Also, Wizards has released errata (already! amazing) for the core books. The only change needed to the database is that Pseudodragon should be Small, not Tiny.

All of these changes will show up in the next version.


----------



## Darkthorne (Jun 12, 2008)

Withak,
My only suggestion I posted here.


----------



## withak (Jun 12, 2008)

Yay, yet more problems...  Thanks, Malefax, for pointing out the latest one: monsters besides the first one always show up as Standard.

I'll upload a new, fixed version as soon as I can.


----------



## withak (Jun 13, 2008)

v1.2 uploaded.


----------



## Aluvial (Jun 13, 2008)

withak said:
			
		

> v1.2 uploaded.



Wow, I really wished you had used my XP addition....   It really allowed me to sort on the fly, rather than have to hunt and peck through the list to find the "right" challenge....

Oh well....

Aluvial


----------



## withak (Jun 13, 2008)

Aluvial said:
			
		

> Wow, I really wished you had used my XP addition....   It really allowed me to sort on the fly, rather than have to hunt and peck through the list to find the "right" challenge....
> 
> Oh well....
> 
> Aluvial



Hm, I knew I was forgetting something. I'll add that in v.1.3.

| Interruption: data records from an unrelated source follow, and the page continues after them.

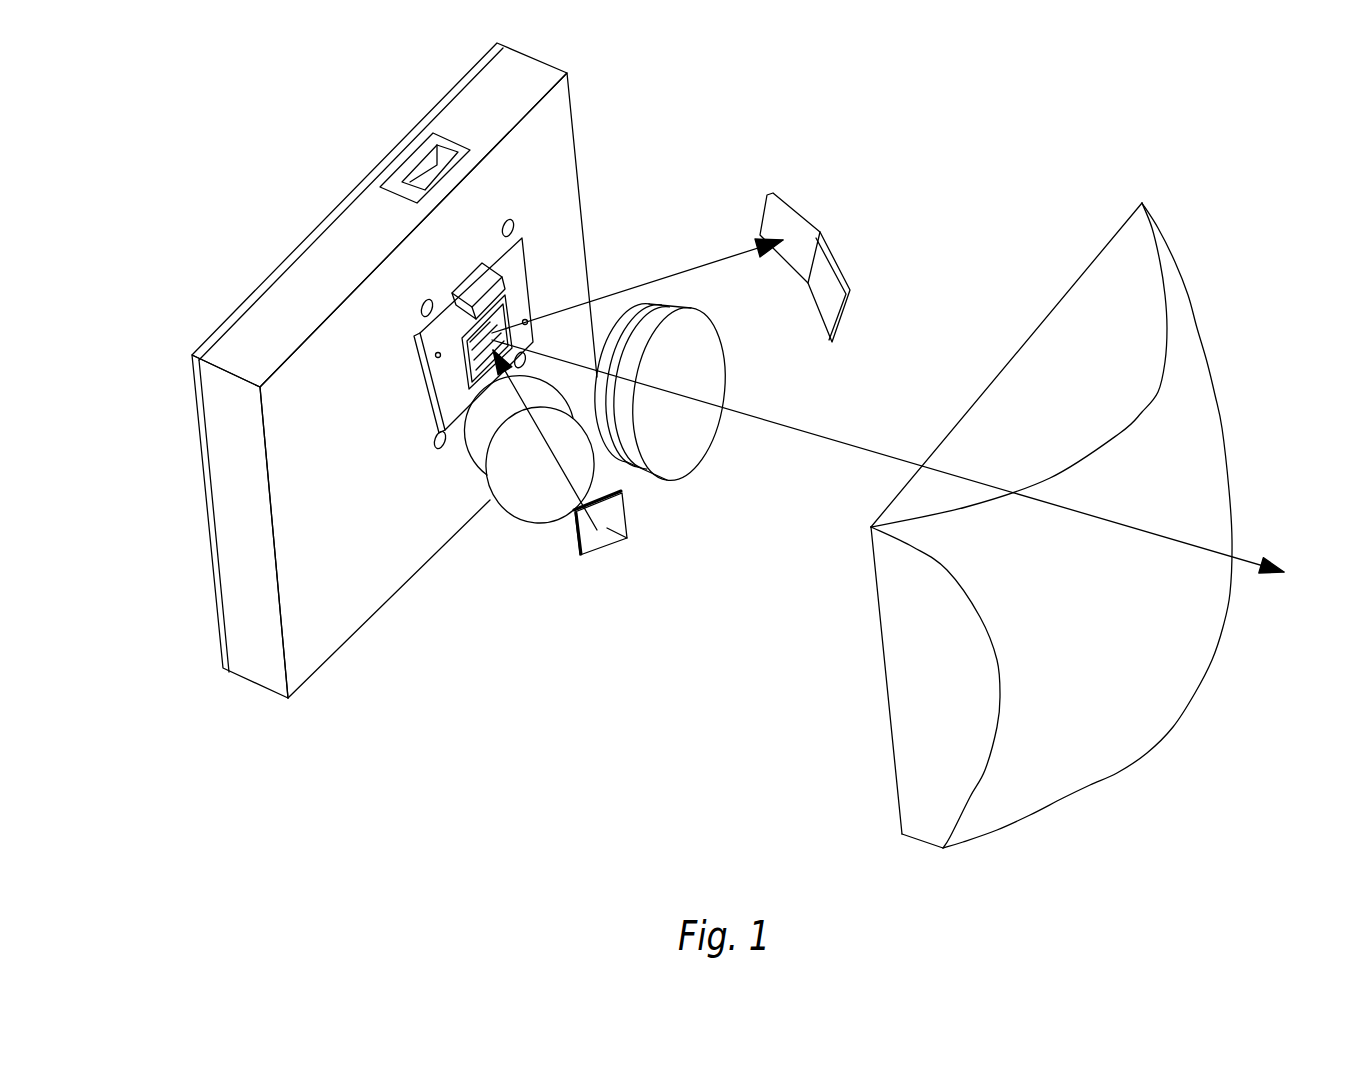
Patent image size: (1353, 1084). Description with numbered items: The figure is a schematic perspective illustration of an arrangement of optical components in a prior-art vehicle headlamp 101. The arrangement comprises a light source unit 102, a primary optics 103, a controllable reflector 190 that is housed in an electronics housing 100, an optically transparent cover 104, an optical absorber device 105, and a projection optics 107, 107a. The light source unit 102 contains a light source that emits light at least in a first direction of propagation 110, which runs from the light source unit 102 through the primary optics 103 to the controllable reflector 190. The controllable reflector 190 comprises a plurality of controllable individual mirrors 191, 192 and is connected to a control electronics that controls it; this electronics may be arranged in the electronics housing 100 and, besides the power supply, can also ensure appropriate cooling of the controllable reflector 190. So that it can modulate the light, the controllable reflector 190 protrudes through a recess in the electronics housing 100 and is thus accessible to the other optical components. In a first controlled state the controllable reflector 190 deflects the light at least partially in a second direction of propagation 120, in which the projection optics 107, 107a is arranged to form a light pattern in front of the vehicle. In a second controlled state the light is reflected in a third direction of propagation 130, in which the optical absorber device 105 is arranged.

The electronics housing 100 is at (242, 550).
The vehicle headlamp 101 is at (282, 207).
The light source unit 102 is at (628, 537).
The primary optics 103 is at (523, 462).
The optically transparent cover 104 is at (430, 412).
The optical absorber device 105 is at (837, 240).
The projection optics 107 is at (1170, 360).
The projection optics 107a is at (677, 407).
The first direction of propagation 110 is at (545, 440).
The second direction of propagation 120 is at (888, 456).
The third direction of propagation 130 is at (637, 281).
The controllable reflector 190 is at (488, 340).
The controllable individual mirror 191 is at (524, 322).
The controllable individual mirror 192 is at (478, 298).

I also got a request for being able to set party size to less than 4.


----------



## Dacileva (Jun 14, 2008)

Great spreadsheet!

One thing I might suggest adding (I did this for my own copy of it) for future extensibility and individual customization:

I renamed the MM Entry column "Entry", added a column before that labeled "Source" (and fill with MM1 for everything here), then hid both of those plus Page, and added a "Reference" column concatenating those three.  That way, I can extend it with other things, like keterys' and The Jester's creations/updates, or monsters published in Dragon or other books I want to use.


----------



## soulcatcher78 (Jun 15, 2008)

Fantastic!  Thank you for sharing this with us.


----------



## Aristotle (Jul 16, 2008)

First. Very cool resource. I wish I had a better grasp of Excel. A lot of the proposed enhancements to the encounter generator portion sound like added value. I look forward to seeing what ultimately gets added.



Dacileva said:


> Great spreadsheet!
> I renamed the MM Entry column "Entry", added a column before that labeled "Source" (and fill with MM1 for everything here), then hid both of those plus Page, and added a "Reference" column concatenating those three.  That way, I can extend it with other things, like keterys' and The Jester's creations/updates, or monsters published in Dragon or other books I want to use.

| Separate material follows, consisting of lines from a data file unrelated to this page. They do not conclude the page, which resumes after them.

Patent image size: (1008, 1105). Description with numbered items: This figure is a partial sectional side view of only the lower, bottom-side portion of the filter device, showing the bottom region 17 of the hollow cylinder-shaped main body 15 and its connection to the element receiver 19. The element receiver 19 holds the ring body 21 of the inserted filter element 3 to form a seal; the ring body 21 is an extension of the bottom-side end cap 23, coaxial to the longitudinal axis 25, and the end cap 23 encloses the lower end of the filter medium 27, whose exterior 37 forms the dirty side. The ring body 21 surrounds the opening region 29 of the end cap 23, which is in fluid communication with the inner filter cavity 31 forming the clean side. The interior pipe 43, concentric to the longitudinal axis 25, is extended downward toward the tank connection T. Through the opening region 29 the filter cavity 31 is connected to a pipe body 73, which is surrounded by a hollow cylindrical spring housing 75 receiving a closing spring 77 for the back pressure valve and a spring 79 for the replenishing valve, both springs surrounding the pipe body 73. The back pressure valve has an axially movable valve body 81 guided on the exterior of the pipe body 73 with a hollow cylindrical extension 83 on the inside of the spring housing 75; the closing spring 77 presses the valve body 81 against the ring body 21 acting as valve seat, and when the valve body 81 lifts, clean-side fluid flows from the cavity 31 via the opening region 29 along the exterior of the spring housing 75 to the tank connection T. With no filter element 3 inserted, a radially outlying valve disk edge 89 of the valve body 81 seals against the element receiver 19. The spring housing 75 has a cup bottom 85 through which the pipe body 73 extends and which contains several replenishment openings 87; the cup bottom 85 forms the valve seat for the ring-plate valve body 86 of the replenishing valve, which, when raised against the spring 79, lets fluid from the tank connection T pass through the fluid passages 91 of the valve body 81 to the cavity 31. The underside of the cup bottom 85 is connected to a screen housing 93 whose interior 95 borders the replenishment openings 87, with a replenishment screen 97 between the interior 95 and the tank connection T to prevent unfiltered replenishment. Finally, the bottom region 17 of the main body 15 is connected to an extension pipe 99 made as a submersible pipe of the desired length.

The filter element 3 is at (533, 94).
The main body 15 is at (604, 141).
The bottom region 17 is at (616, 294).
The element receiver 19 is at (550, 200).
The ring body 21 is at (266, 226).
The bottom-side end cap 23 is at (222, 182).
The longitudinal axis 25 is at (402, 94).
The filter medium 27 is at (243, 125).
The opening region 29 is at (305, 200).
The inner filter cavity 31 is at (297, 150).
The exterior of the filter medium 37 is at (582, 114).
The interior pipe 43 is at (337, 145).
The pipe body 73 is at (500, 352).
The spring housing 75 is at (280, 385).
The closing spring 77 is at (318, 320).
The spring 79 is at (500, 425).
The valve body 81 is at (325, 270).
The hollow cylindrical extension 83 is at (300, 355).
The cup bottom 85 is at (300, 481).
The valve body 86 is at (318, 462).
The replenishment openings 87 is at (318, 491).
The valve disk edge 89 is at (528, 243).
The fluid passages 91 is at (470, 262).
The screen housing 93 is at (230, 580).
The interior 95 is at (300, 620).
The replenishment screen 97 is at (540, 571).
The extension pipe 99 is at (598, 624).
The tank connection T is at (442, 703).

I basically did the same. I definately intend to use monsters from magazines and future supplements. Might as well support them now.

I'm also looking at adding a similar set of fields for miniatures, or at least a notes area behind each entry; so I can track which mini I intend to use for each entry, how many I have, and which bag/bin it is stored in.


----------



## jaldaen (Jul 26, 2008)

Thanks a bunch this is great!


----------



## dammitbiscuit (Aug 1, 2008)

This is easily the most useful fan creation that made it into the Pick. Thank you very much for your hard work and error-checking - I haven't spotted one!


----------



## itliaf (Aug 17, 2008)

*Random Monster Generator*

Hey Withak.

Great work on this archive.  It should be really handy for all my game planning from here on out.

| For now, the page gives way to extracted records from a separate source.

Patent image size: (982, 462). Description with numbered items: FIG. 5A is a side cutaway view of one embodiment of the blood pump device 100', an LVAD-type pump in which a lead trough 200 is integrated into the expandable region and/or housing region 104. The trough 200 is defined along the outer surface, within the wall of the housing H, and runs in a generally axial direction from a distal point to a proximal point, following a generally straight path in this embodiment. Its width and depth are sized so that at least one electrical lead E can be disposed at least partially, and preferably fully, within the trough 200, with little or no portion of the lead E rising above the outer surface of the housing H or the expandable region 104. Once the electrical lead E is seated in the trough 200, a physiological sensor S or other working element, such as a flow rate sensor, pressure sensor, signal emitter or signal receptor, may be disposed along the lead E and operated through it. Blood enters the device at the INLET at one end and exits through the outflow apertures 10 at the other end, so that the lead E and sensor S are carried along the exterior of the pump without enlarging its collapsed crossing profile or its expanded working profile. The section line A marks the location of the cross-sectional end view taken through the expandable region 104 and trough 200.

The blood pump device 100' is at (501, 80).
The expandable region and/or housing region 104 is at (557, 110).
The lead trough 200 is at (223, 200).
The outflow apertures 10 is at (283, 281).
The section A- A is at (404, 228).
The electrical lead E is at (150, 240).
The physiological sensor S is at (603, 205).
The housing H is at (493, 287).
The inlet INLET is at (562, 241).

I used your original database to construct a random monster generator sheet.   It uses the ratios for role and level ratios set out in the DMG on p 194, to match up role with level (say Artillery 14) and chooses a random monster that fits the criteria for each slot.  I had to setup up an extra hidden column on the main page, and a monsters Elite and Leader tags are not considered. I also made the changes suggested by dacileva in order to accomodate new monsters.

As is, there are too many monsters in some places and too few in others to make the randomizer all that useful for constructing entire encounters.  There are some simple mods that can fix this:
1. Filter the monster list down to monsters within a certain theme
2. Once you have a narrow themed list that fits your need, expand it by adding an Easy (level-2) Normal(level) and Hard (level+2) version of each monster.  You can also double/triple monsters you think should be exceedingly common in your adventure site.  

The file is in Excel 2007.  It does rely on the randbetween function in one column, but i think this can be safely replaced with int(rand()).  I honestly am not sure.  Any Feedback would be great.


----------



## pmbruner (Dec 30, 2014)

I look forward to testing your spreadsheet


----------